Wednesday, February 4, 2015

Theodore Earl Butler, Place du Rome at Night

Theodore Earl Butler, Place du Rome at Night, 1905
23.38 x 28.75 in.

Theodore Earl Butler (1861-1936) was an American painter, often considered an Impressionist artist, although he was not officially associated with the group that founded the movement.  He was, however, a founder of the Society of Independent Artists, a group based in New York that championed the exhibition of avant-garde art in the US.  Butler was born in Ohio and studied at the Art Students League in New York before moving to Paris in 1886.  He won an honorable mention at the Paris Salon of 1888 and soon became close friends with Claude Monet.  Butler moved the Giverny and became part of a small group of American artists who learned from Monet at Giverny.
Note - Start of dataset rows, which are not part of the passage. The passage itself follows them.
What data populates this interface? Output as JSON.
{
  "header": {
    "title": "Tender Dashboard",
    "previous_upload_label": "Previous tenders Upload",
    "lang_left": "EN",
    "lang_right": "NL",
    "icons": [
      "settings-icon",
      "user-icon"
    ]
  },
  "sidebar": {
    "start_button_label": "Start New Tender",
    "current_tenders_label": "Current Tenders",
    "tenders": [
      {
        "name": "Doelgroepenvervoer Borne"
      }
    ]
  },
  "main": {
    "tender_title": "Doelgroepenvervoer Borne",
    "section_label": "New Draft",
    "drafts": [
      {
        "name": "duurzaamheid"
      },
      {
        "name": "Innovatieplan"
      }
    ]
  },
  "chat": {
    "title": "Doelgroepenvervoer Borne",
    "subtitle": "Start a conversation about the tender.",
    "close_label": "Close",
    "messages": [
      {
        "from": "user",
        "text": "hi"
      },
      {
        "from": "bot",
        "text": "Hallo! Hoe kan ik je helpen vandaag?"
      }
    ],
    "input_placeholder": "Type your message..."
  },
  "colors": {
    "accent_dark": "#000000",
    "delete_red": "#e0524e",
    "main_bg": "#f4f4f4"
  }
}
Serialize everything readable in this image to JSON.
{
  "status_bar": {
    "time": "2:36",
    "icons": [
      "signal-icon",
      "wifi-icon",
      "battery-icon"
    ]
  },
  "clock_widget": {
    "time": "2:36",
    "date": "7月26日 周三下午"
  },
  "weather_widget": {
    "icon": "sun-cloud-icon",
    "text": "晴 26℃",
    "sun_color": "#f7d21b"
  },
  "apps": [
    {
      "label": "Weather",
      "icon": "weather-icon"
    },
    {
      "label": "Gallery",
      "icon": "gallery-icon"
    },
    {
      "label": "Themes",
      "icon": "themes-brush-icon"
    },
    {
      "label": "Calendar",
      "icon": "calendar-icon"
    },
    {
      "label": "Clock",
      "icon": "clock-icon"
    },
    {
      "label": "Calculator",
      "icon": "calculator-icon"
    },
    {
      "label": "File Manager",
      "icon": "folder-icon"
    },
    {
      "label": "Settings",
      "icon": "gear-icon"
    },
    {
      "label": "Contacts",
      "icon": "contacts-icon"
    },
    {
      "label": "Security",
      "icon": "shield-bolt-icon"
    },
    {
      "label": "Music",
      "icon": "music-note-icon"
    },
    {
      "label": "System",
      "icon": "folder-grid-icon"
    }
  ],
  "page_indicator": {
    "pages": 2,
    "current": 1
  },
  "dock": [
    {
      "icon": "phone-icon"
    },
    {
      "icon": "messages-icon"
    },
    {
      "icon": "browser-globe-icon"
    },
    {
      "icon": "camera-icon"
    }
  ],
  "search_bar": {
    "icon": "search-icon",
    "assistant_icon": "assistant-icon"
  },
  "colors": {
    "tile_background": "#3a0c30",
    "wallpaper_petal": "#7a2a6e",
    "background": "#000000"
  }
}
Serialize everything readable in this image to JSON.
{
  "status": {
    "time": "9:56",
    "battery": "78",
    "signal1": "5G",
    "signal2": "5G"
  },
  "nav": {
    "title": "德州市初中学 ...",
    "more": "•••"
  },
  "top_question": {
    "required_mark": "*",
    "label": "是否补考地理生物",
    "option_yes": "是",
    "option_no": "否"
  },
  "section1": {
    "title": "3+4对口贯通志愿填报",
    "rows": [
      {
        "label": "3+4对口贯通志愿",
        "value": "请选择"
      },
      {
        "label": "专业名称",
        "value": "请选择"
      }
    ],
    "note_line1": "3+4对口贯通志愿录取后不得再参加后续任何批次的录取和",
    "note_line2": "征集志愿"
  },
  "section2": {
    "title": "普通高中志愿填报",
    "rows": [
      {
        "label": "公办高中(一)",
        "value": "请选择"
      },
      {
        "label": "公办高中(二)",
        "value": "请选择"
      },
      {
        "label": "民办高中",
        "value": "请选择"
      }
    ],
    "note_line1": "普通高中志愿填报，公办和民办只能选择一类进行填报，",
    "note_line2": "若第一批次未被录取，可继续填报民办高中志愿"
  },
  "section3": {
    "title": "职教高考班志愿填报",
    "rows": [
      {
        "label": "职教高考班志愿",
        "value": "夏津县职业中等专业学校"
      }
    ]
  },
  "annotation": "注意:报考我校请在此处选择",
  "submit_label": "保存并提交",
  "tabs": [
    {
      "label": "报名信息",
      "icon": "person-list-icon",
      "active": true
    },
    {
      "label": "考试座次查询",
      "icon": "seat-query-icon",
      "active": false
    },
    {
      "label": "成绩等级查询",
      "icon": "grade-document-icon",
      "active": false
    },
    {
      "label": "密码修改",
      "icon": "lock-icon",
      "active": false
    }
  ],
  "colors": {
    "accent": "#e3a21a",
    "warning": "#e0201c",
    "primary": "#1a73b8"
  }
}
In 1892 Butler married Monet's stepdaughter, Suzanne Hoschedé.  They had two children together, but Suzanne died in 1899 and Butler married her younger sister, Marthe. Monet's influence can be seen in much of Butler's work, both in subject and appearance.  Butler also explored Pointillism and Fauvism.  Throughout his career, Butler's work maintains a very hazy quality.  He sees his subjects through a blurred eye that causes the viewer to see the scene in a completely different way.  An excellent example of this is his view of lower Manhattan; the city seems to float as an island in the sky, as though Butler has captured the whole thing in his tiny view.  Place du Rome at Night is a somewhat different work for Butler.  Most of his works from his time in France, which comprised most of his life, are rural scenes of Giverny.  But here we see his impression of a lively Paris night.  In addition to Monet, we can see the influence of Pissarro here. The city bends and swerves in the streetlights and here the dense activity seems to be the haze we are looking through.  As space recedes, the scene gets more abstracted, as well as more densely packed with light and color.  Despite the late hour, dozens of people crowd the streets and sidewalks and every window appears lighted.  This is a scene of great excitement, as Butler witnesses the vivacity of the modern nightlife.  With his large brushstrokes and bright colors, it is almost as though the city itself is speeding by.